Эта встреча с Карманкой как будто вылечила меня от гнетущей подавленности и тоскливой оторопи перед приказчиком и подрядчицей.
Однажды я пошёл со своим «Робинзоном» на берег. Недалеко от ворот промысла, на песчаном обрывистом бугре, покрытом колючками и жёстким кустарником, стояла закопчённая печь жиротопни. Она постоянно дымилась. Рядом с ней громоздились пузатые бочки. Жиротоп Ермил — тоже закопчённый и пропитанный жиром старик с длинным черпаком в руках — плаксиво морщился от дыма и переливал из бочки в бочку густой, как мёд, рыбий жир. Я не мог привыкнуть к смраду жиротопни, который разносился по берегу, и бегом проносился через это отравленное место на золотую песчаную гладь прибрежья.
В этот день я заметил, что море — совсем недалеко, и волны белыми барашками бегут к барже и бунтуют вдоль её днища. Волны мчались из туманной дали, кипели пеной и широким наплеском обливали песок. Направо, за береговым плотом бежали по песку мальчишки и девчонки, перегоняя друг друга, и весело кричали и смеялись. Они неслись прямо к барже — должно быть, как я, встречать море. А с моря вместе с волнами дул ветер, тёплый, упругий, в пряных запахах морской воды. Над морем и над песчаными далями летели стаи белых облаков. По песку ползли навстречу мне пепельные тени. А я, завернув выше колен штанишки, с книжкой в руке бежал по мягкому рассыпчатому песку и чувствовал себя лёгким и крылатым. И мне чудилось, что я — Робинзон, что баржа, лежащая на боку, разбитая и израненная, — мой корабль, с которого я смыт волнами и выброшен на берег.
Я повернул к барже, чтобы пристать к бежавшим ребятишкам и, задыхаясь от беспричинной радости, смеялся и солнышку, и облакам, и ветру.
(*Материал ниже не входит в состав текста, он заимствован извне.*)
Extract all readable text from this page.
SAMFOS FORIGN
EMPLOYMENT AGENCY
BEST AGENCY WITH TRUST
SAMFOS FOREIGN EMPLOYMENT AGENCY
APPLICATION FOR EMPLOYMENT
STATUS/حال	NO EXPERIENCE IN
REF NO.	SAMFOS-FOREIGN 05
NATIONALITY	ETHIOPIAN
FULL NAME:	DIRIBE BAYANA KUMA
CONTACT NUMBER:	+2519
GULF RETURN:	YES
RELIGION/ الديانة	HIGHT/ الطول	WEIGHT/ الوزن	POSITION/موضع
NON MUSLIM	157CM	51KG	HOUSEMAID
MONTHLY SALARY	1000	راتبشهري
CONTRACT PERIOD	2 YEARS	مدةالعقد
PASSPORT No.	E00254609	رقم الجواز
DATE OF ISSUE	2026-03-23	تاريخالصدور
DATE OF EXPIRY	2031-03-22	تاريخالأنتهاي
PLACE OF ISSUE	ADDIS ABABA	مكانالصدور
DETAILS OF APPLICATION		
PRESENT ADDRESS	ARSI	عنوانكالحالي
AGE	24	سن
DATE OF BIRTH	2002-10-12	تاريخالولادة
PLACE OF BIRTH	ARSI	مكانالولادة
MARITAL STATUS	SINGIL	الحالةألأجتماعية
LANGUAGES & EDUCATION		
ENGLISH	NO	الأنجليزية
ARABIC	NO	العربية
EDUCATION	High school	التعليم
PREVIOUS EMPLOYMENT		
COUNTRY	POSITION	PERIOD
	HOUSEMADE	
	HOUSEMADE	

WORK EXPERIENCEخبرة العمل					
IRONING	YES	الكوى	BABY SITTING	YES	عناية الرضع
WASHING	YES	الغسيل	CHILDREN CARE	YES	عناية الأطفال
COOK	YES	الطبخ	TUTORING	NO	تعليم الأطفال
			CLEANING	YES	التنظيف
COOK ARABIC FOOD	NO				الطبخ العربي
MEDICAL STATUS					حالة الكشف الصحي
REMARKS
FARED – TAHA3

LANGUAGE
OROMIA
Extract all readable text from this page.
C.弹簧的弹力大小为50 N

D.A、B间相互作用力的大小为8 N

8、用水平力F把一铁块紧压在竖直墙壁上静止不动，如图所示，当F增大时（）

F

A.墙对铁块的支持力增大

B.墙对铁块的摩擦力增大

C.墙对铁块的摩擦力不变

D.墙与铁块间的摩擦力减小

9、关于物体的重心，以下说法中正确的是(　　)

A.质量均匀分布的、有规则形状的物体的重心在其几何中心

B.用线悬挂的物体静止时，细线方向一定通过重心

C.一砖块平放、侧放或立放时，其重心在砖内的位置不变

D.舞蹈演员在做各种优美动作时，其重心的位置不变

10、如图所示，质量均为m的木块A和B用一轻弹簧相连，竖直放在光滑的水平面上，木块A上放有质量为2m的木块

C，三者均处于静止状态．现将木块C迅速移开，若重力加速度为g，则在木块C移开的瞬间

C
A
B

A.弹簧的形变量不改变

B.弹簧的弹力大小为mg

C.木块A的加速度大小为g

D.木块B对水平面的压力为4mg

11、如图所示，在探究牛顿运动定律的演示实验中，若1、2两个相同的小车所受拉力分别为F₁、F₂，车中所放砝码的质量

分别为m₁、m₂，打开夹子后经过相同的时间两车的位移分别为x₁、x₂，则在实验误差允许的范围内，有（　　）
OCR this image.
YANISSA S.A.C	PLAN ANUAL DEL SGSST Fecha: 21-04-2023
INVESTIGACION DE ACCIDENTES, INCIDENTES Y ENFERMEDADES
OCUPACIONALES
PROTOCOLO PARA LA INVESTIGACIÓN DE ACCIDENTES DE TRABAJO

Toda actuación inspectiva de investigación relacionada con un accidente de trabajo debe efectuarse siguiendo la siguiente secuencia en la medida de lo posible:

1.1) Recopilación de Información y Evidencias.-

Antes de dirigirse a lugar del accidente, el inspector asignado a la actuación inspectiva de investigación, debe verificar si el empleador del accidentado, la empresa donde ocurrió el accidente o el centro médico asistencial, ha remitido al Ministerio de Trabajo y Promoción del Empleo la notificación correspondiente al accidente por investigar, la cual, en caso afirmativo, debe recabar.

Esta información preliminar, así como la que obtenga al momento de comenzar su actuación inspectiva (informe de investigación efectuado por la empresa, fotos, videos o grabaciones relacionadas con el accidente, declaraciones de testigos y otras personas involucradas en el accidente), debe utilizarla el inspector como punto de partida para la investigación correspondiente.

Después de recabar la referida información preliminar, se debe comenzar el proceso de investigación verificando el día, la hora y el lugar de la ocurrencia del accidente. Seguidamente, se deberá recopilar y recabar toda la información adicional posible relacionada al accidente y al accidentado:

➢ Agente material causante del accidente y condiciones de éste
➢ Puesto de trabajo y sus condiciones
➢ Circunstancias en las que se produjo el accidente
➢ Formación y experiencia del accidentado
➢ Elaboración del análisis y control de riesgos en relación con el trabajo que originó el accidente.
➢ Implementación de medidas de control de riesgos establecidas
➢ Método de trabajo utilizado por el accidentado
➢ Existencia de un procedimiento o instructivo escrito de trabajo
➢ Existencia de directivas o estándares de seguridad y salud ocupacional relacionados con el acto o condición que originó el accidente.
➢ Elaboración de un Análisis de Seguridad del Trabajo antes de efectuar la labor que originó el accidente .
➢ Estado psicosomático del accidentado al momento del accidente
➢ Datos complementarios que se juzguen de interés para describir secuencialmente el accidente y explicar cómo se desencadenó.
Вот они передо мною — дикари, я сейчас настигну их, испугаю, и они бросят одного — вон того маленького человечка, которого тащит за руку парнишка побольше, а я захвачу его и назову Пятницей. Но вдруг я задел за что-то ногою и с разбегу брякнулся в песок. Я хотел вскочить, но на меня упал парнишка и перевернул на спину. Не успел я очухаться, как он оседлал меня и надавил кулаками на грудь.
— Живота или смерти?
Поджарый, большеголовый, коротко остриженный, он злорадно впивался в меня острыми глазами. Должно быть, он изо всех сил догонял меня, потому что дышал запалённо. Я ткнул его кулаком в губы. В глазах его вспыхнуло изумление. Я вывернулся, обхватил его шею и прижал к себе. Мы яростно начали бороться, катаясь по песку. Он задыхался и старался схватить меня за горло. Но я оказался сильнее его: мне удалось сесть на него верхом и прижать руки его к песку. И как он ни извивался, как ни старался обмануть меня — ничего у него не выходило. От этого он слабел ещё больше. Глаза его наливались отчаянием. Он вдруг обмяк и словно проснулся: пристально вглядываясь в моё лицо, он как будто недоумевал, почему очутился подо мною и почему я, незнакомый парнишка, сижу на нем, прижимая его руки к песку.
— Живота или смерти?
Раздувая ноздри, он молчал и продолжал рассматривать меня с удивлением. На губах у него была кровь. Вдруг он улыбнулся и примирительно проговорил:
— Сдаюсь. Ты — ловкий и не трус. Будем дружить.
Но я не доверял в таких острых положениях мальчишкам: обычно они коварны. Чтобы проверить его, я ещё сильнее прижал его руки к песку и сказал:
— Докажи, что ты не обманщик.
— Ну, вот ещё! Раз я сказал, значит верно. Я всегда держу своё слово. Я буду лежать и рук не подниму, а ты вставай. Сам увидишь.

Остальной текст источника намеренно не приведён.